In my mind I call her Penelope.
I work visually when it comes to words and names, which is why I still have great difficulty keeping Birmingham and Liverpool apart. The Resident IT Consultant has never understood this.
So after weeks of being able to think of Eleanor Updale as just that, she suddenly turned into Penelope on Monday. Can anyone see why? Please. Everyone else refers to her as Ellie, which I with my strict use of names will have to work hard to adapt to.
Drinks on Monday evening, even if it was in the King’s Cross area, was an innocent affair. Eleanor had coffee, and I had tea and Clare drank water, which means we were all very sober. I’m really exceedingly grateful to Eleanor for sparing some time, since she was on her way to something else afterwards and had come from yet another event before. The social life of authors…
Had I had my wits about me, I would have taken a photo of her, as she looked stunning in red, which is often hard to do. And I feel vaguely guilty that she had to cart around this fascinating bagful of novel-inspiration, just to show me.
You can tell she’s a historian from her understanding of what makes sense to find and collect. I got a thorough lesson in old coins (although I am so old that I did visit England while they existed), and we had a peep at some old newspapers. She brought the ones she felt wouldn’t disintegrate in transit. And there was the peace mug from 1919, which got her started on Johnny Swanson.

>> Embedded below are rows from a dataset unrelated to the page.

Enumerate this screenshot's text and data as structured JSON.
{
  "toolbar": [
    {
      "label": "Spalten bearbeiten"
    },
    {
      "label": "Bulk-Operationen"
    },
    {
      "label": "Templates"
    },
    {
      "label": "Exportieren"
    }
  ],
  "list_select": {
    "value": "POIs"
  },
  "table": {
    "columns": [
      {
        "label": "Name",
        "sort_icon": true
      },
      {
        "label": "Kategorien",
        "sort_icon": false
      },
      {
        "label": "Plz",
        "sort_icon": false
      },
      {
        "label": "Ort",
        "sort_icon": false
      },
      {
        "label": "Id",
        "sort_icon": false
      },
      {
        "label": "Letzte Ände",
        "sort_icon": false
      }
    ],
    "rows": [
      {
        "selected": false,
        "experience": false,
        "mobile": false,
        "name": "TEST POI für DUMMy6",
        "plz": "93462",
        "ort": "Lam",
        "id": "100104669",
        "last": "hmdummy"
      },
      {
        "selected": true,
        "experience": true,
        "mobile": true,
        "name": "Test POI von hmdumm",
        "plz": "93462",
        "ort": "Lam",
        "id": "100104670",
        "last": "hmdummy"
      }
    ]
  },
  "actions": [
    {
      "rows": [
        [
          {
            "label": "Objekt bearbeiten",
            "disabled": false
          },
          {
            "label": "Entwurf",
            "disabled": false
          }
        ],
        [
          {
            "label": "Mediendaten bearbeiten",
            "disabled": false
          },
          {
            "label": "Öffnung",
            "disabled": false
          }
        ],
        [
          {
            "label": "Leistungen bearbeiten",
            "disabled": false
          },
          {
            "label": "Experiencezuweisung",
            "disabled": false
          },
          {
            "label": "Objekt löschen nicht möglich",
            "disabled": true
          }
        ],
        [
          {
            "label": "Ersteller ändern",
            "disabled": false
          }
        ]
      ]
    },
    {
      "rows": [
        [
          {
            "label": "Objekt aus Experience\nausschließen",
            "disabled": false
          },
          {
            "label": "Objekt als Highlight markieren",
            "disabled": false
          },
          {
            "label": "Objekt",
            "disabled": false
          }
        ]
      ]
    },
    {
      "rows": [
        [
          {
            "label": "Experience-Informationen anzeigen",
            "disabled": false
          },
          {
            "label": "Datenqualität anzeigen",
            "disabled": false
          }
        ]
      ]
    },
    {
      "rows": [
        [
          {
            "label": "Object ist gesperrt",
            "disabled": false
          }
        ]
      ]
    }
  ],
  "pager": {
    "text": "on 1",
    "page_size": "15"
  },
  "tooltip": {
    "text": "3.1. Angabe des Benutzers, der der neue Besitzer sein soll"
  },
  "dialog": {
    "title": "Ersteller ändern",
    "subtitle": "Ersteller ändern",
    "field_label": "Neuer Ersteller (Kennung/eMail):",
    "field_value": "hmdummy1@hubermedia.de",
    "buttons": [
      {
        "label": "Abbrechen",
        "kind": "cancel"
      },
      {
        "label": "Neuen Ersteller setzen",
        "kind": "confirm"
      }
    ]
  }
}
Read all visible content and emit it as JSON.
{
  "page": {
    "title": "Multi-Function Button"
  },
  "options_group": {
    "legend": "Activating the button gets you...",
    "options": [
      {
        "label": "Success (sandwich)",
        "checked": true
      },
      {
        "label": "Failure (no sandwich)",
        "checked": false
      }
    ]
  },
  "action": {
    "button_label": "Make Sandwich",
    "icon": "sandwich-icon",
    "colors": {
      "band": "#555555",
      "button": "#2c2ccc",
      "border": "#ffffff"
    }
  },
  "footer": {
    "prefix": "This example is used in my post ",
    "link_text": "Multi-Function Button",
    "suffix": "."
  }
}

In return for all this knowledge, I went on to shatter both Eleanor’s and Clare’s beliefs in Sweden as the promised land with white uncluttered rooms and where everything is lovely, although the police are morose. I shall have to learn to tread more carefully in future. It is nice, honestly. Just not paradise.
Then we did what women do everywhere; talk children and universities and other titillating stuff.